My code merges two lists of lists, item by item, in the following way:

mergeL([[a,b],[c,d]], [[1,2],[3,4]], Result). Result = [[a,b,1,2],[c,d,3,4]]

And this is the code i use:

mergeL([],[],[]).
mergeL(List, [], List).
mergeL([], List, List).
mergeL([X|Rest],[Y|Rest2], [XY|Res2]) :-
   mergeL(Rest, Rest2, Res2),
   append(X,Y,XY).

This seems to work but if i call it with two lists of the same size i get three repeated results. Example (both list contain only one element):

?- mergeL([[a,b]],[[1,2,3]],Q).
Q = [[a, b, 1, 2, 3]] ;
Q = [[a, b, 1, 2, 3]] ;
Q = [[a, b, 1, 2, 3]].

Is there a clean way to make this output only one solution?


Solution

  • There are 3 SO-answers already, but I cannot agree with a single one! They all are incorrect.

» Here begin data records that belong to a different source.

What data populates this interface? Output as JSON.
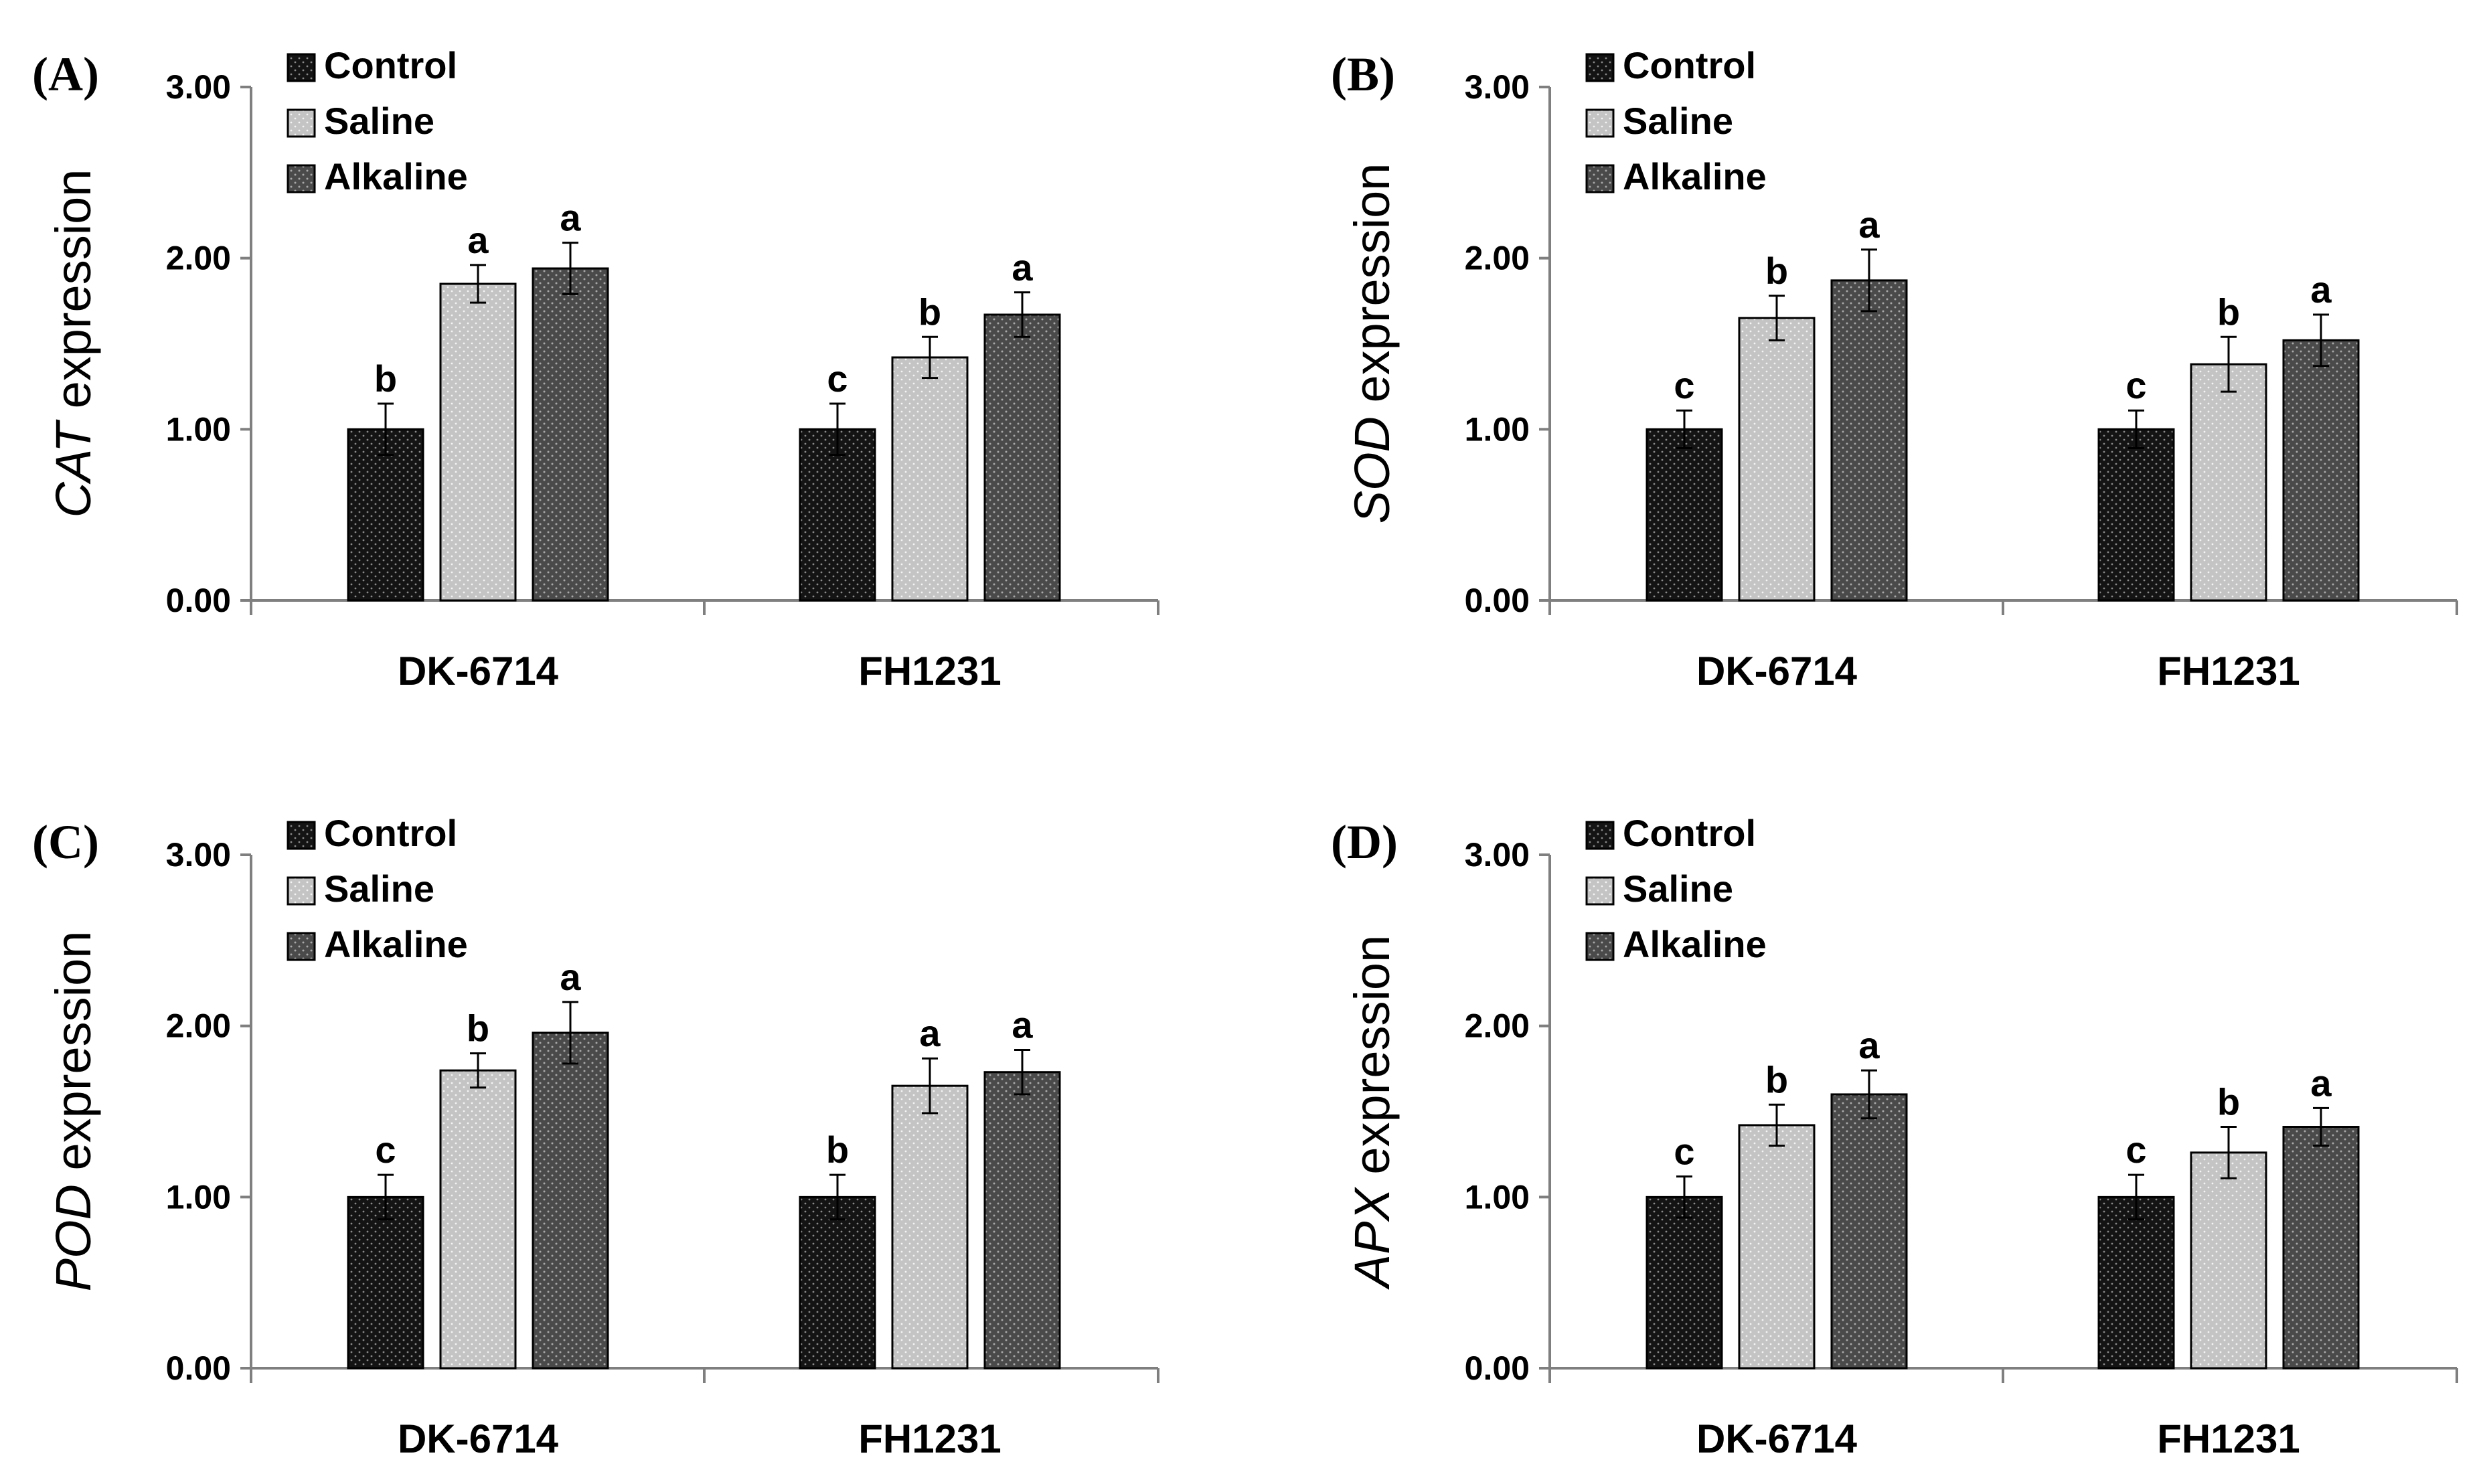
{
  "chart_data": [
    {
      "type": "bar",
      "panel_label": "(A)",
      "gene": "CAT",
      "ylabel_suffix": " expression",
      "categories": [
        "DK-6714",
        "FH1231"
      ],
      "ylim": [
        0,
        3
      ],
      "yticks": [
        0,
        1,
        2,
        3
      ],
      "ytick_labels": [
        "0.00",
        "1.00",
        "2.00",
        "3.00"
      ],
      "legend_position": "top-left",
      "series": [
        {
          "name": "Control",
          "values": [
            1.0,
            1.0
          ],
          "errors": [
            0.15,
            0.15
          ],
          "letters": [
            "b",
            "c"
          ],
          "pattern": "control"
        },
        {
          "name": "Saline",
          "values": [
            1.85,
            1.42
          ],
          "errors": [
            0.11,
            0.12
          ],
          "letters": [
            "a",
            "b"
          ],
          "pattern": "saline"
        },
        {
          "name": "Alkaline",
          "values": [
            1.94,
            1.67
          ],
          "errors": [
            0.15,
            0.13
          ],
          "letters": [
            "a",
            "a"
          ],
          "pattern": "alkaline"
        }
      ]
    },
    {
      "type": "bar",
      "panel_label": "(B)",
      "gene": "SOD",
      "ylabel_suffix": " expression",
      "categories": [
        "DK-6714",
        "FH1231"
      ],
      "ylim": [
        0,
        3
      ],
      "yticks": [
        0,
        1,
        2,
        3
      ],
      "ytick_labels": [
        "0.00",
        "1.00",
        "2.00",
        "3.00"
      ],
      "legend_position": "top-left",
      "series": [
        {
          "name": "Control",
          "values": [
            1.0,
            1.0
          ],
          "errors": [
            0.11,
            0.11
          ],
          "letters": [
            "c",
            "c"
          ],
          "pattern": "control"
        },
        {
          "name": "Saline",
          "values": [
            1.65,
            1.38
          ],
          "errors": [
            0.13,
            0.16
          ],
          "letters": [
            "b",
            "b"
          ],
          "pattern": "saline"
        },
        {
          "name": "Alkaline",
          "values": [
            1.87,
            1.52
          ],
          "errors": [
            0.18,
            0.15
          ],
          "letters": [
            "a",
            "a"
          ],
          "pattern": "alkaline"
        }
      ]
    },
    {
      "type": "bar",
      "panel_label": "(C)",
      "gene": "POD",
      "ylabel_suffix": " expression",
      "categories": [
        "DK-6714",
        "FH1231"
      ],
      "ylim": [
        0,
        3
      ],
      "yticks": [
        0,
        1,
        2,
        3
      ],
      "ytick_labels": [
        "0.00",
        "1.00",
        "2.00",
        "3.00"
      ],
      "legend_position": "top-left",
      "series": [
        {
          "name": "Control",
          "values": [
            1.0,
            1.0
          ],
          "errors": [
            0.13,
            0.13
          ],
          "letters": [
            "c",
            "b"
          ],
          "pattern": "control"
        },
        {
          "name": "Saline",
          "values": [
            1.74,
            1.65
          ],
          "errors": [
            0.1,
            0.16
          ],
          "letters": [
            "b",
            "a"
          ],
          "pattern": "saline"
        },
        {
          "name": "Alkaline",
          "values": [
            1.96,
            1.73
          ],
          "errors": [
            0.18,
            0.13
          ],
          "letters": [
            "a",
            "a"
          ],
          "pattern": "alkaline"
        }
      ]
    },
    {
      "type": "bar",
      "panel_label": "(D)",
      "gene": "APX",
      "ylabel_suffix": " expression",
      "categories": [
        "DK-6714",
        "FH1231"
      ],
      "ylim": [
        0,
        3
      ],
      "yticks": [
        0,
        1,
        2,
        3
      ],
      "ytick_labels": [
        "0.00",
        "1.00",
        "2.00",
        "3.00"
      ],
      "legend_position": "top-left",
      "series": [
        {
          "name": "Control",
          "values": [
            1.0,
            1.0
          ],
          "errors": [
            0.12,
            0.13
          ],
          "letters": [
            "c",
            "c"
          ],
          "pattern": "control"
        },
        {
          "name": "Saline",
          "values": [
            1.42,
            1.26
          ],
          "errors": [
            0.12,
            0.15
          ],
          "letters": [
            "b",
            "b"
          ],
          "pattern": "saline"
        },
        {
          "name": "Alkaline",
          "values": [
            1.6,
            1.41
          ],
          "errors": [
            0.14,
            0.11
          ],
          "letters": [
            "a",
            "a"
          ],
          "pattern": "alkaline"
        }
      ]
    }
  ],
  "colors": {
    "control": "#141414",
    "saline": "#c2c2c2",
    "alkaline": "#4a4a4a",
    "axis": "#7f7f7f"
  }
}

    How to eliminate redundant solutions

    Consider the three facts in your definition:

    mergeL([],[],[]).
    mergeL(List, [], List).
    mergeL([], List, List).
    

    They all succeed for mergeL([],[],[]) which is the source of your redundancies. The second and third fact are here for List being a non-empty list. So let us add this to the definition:

    mergeL([],[],[]).
    mergeL(List, [], List) :- List = [_|_].
    mergeL([], List, List) :- List = [_|_].
    

    This eliminates redundant solutions. There is no need for a cut to remove the redundant solutions. The cuts introduced in the other SO-answer, however, may hide solutions. For the query mergeL(Xs,YS,Zs) there is exactly one solution for the cut version, but there should be infinitely many.

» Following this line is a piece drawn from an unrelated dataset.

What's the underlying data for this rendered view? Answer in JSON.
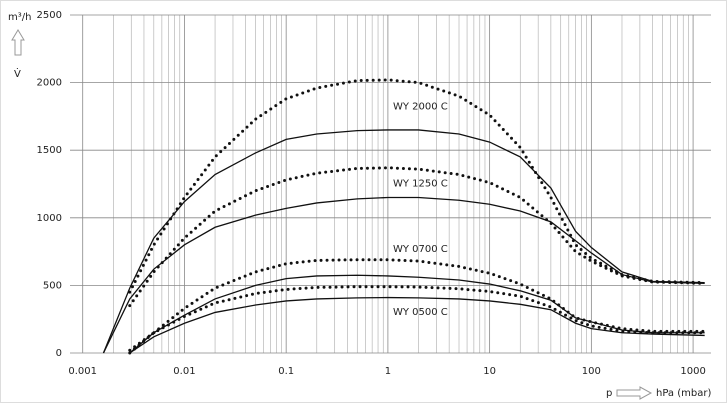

    How to eliminate leftover choicepoints

    Nevertheless, there is some point in using cuts: They are able to remove one choice-point. But such a cut needs to be guarded appropriately like so:

    mergeL(Xs, Ys, Zs) :-
       ( Xs == [], Ys == [] -> !
       ; Zs == [] -> !
       ; true
       ),
       Xs = [], Ys = [], Zs = [].
    ...
    

    I am not sure if this is worth the effort... An implementation might offer this more efficiently. For more details on this see this, and this.

    Tail recursiveness

    Much more interesting to you is probably a change in the last rule. It should rather read:

    mergeL([X|Rest],[Y|Rest2], [XY|Res2]) :-
       append(X,Y,XY),
       mergeL(Rest, Rest2, Res2).
    

    This avoids the temporary allocation of local stack space. So this is definitely an optimization. But an optimization that does not harm the logical reading of your predicate.

    On my 2009 32-bit laptop (almost steam-driven) and SWI 6.3.3-40-g064f37b:

    Original version:

    ?- N is 2^20, length(L,N), maplist(=([]),L), time(mergeL(L,L,J)).
    % 2,097,206 inferences, 5.232 CPU in 5.250 seconds (100% CPU, 400851 Lips)
    

    Tail recursive version:

    ?- N is 2^20, length(L,N), maplist(=([]),L), time(mergeL(L,L,J)).
    % 2,097,152 inferences, 0.525 CPU in 0.526 seconds (100% CPU, 3997337 Lips)
    

    Th-that is a factor of 10.

    And now with longer lists: Tail recursive version:

    ?- N is 2^22, length(L,N), maplist(=([]),L), time(mergeL(L,L,J)).
    % 8,388,608 inferences, 4.228 CPU in 4.237 seconds (100% CPU, 1984272 Lips)
    

    versus the original order:

    ?- N is 2^22, length(L,N), maplist(=([]),L), time(mergeL(L,L,J)).
    % 1,765,930 inferences, 1.029 CPU in 1.033 seconds (100% CPU, 1716119 Lips)
    ERROR: Out of local stack
    

    So only 1.7Mi were executed to fill up the local stack. This is primarily a space issue! If you have more memory than I do, simply increase N is 2^22!